Crossing the campus, boys trailed in his wake, calling out to him, “Hey father, yo padre.”
He knew every boy by name, he knew every boy’s story and every boy knew him. He coached them, counseled them, taught them, preached to them, prayed with and for them, gave them a family and, after he helped them navigate successfully through high school, he opened doors and checkbooks to help them get into and through college.
Last week, an unsubstantiated allegation, more than 40 years old, involving an alleged victim of sexual misconduct who is now deceased, drove John Crews out of Hanna and out of the lives of those boys.
He left, by all accounts, without rancor, without protest, without bitterness – and without admission of guilt – because he understood the issue was far bigger than him and that no cloud of doubt should ever be allowed to linger over Hanna.
But from the safety of the sidelines, it is impossible to ignore the obvious irony when a priest of such profound grace and achievement is forced to exit a transformative ministry while, a few years earlier, a parish priest who would be criminally charged with multiple felony counts of child sexual abuse, managed to flee to Mexico because the Santa Rosa Diocese did not file a mandatory report in time.
We understand the reporting imperatives of the Catholic Church today.
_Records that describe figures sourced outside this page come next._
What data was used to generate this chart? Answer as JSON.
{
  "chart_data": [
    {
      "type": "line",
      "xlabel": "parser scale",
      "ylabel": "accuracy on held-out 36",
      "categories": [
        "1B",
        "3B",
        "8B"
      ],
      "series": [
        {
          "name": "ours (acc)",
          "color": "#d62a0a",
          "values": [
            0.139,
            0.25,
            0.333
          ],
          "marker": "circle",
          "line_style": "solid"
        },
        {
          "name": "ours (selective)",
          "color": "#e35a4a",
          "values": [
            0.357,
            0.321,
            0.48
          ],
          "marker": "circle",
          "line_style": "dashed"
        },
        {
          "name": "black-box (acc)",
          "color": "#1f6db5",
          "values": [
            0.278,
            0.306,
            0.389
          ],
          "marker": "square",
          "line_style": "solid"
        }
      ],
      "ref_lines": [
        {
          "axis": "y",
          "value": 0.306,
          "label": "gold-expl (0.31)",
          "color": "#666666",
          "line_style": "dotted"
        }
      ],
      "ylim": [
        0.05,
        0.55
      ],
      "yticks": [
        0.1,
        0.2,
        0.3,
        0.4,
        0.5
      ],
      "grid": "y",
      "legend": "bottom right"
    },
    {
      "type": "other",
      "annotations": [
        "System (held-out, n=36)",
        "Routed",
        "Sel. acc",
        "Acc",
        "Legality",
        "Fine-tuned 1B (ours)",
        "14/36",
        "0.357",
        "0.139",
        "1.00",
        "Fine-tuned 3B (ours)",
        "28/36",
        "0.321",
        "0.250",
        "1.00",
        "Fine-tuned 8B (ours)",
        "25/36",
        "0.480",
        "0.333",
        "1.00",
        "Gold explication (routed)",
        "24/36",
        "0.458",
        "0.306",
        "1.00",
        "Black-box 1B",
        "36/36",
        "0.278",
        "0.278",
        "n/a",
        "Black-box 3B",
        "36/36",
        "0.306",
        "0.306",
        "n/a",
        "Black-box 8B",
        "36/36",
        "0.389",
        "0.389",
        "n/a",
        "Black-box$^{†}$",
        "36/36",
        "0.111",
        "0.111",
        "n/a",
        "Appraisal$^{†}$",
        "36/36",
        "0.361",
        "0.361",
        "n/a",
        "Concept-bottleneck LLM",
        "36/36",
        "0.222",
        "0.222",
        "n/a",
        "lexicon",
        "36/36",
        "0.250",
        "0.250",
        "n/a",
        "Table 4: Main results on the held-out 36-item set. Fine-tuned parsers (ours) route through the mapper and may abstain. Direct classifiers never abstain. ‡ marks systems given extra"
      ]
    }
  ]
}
The Los Angeles Archdiocese has already paid $660 million to more than 500 victims sexually abused by priests, after knowingly protecting some of the worst offenders from legal intervention. We wish the church had acted responsibly years sooner.
We cannot judge the guilt or innocence of Father John Crews, but we can judge the legacy he leaves at Hanna. And by that standard, the man is a hero and an example of brotherly love to which we all can aspire.